I usually do the brick on the weekend when i had more time. For a sprint I would do a 25-30 mile ride followed by a 6 mile run. That is overkill though for a sprint as that is more olympic distance. A sprint is generally a 12-15 mile ride and a 3 mile run. So don't fret if you don't go over distnace in training. It's more mental for me.
I am REALLY BAD about stretching, yoga, or strength training, but I do try to fit some yoga stretches in at night while I'm watching tv and relaxing. I also try to pull out the weights and do that while I'm watching the news and dinner is cooking- but that is multi tasking to the core! And usually, to be honest, I'm not that disciplined! So 3 of each sport plus a brick are the main workouts.

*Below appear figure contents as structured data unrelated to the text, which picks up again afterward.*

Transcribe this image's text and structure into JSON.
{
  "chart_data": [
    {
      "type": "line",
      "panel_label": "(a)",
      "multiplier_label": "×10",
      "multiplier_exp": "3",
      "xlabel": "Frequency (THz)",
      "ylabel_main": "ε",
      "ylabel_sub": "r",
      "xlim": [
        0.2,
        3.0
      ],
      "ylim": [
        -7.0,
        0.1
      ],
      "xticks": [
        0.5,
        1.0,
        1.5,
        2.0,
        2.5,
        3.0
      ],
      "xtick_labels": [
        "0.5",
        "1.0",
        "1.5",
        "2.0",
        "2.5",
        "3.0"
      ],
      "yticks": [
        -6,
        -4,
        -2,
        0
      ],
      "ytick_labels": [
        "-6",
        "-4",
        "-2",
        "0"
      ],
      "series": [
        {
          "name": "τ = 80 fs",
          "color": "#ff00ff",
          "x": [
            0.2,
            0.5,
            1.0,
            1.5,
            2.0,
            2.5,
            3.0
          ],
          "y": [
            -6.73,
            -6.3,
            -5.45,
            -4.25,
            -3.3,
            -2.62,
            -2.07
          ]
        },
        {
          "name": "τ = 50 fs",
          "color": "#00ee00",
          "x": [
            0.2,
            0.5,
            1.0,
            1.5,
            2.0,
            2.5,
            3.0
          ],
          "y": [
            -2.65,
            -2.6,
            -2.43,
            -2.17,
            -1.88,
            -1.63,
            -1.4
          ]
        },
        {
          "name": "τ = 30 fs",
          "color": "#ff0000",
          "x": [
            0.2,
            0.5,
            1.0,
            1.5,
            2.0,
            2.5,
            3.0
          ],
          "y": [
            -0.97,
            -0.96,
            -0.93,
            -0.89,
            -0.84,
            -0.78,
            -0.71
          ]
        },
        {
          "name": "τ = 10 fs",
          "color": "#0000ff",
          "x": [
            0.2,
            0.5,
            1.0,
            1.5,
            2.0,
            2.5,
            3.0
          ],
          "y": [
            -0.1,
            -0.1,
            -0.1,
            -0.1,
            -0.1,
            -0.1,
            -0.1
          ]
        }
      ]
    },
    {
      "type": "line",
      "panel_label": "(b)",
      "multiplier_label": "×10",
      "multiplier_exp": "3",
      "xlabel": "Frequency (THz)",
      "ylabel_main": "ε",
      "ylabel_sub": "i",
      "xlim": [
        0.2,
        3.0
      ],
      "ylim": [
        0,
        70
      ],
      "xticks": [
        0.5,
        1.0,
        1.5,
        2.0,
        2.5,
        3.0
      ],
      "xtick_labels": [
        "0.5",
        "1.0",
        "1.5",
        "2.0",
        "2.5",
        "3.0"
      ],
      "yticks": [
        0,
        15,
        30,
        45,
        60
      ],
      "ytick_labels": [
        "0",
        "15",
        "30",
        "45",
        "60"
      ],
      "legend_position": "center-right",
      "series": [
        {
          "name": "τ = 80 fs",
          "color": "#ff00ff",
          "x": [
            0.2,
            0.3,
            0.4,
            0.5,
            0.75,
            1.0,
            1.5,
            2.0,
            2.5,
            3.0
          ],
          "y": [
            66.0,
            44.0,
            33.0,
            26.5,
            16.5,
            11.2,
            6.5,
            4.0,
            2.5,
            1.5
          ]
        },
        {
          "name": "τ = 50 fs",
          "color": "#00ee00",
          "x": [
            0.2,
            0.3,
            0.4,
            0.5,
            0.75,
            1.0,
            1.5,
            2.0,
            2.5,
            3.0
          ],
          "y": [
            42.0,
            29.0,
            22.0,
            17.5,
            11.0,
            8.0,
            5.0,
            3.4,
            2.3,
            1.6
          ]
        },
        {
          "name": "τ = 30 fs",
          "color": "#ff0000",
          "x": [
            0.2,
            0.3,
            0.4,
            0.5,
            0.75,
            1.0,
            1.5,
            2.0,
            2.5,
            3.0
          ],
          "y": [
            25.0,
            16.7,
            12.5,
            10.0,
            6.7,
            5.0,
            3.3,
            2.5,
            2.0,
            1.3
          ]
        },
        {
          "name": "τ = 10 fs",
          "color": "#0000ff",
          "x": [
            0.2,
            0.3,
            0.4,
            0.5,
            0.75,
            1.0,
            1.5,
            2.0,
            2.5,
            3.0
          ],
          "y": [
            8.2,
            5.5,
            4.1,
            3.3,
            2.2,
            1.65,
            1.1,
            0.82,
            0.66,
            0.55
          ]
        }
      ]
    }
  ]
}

Also don't forget to watch your diet and be sure you are getting in enough nutrients. Alot of women triathletes find that they need to supplement magnesium, potassium, and iron. You may want to have your doctor do a blood work up just to make sure. I did and was amazed how low I was in certain key nutrients. Eat thy fruits, vegees, and lean protein and you should be fine. I also try to eat as much food in it's "whole, unaltered" state as possible.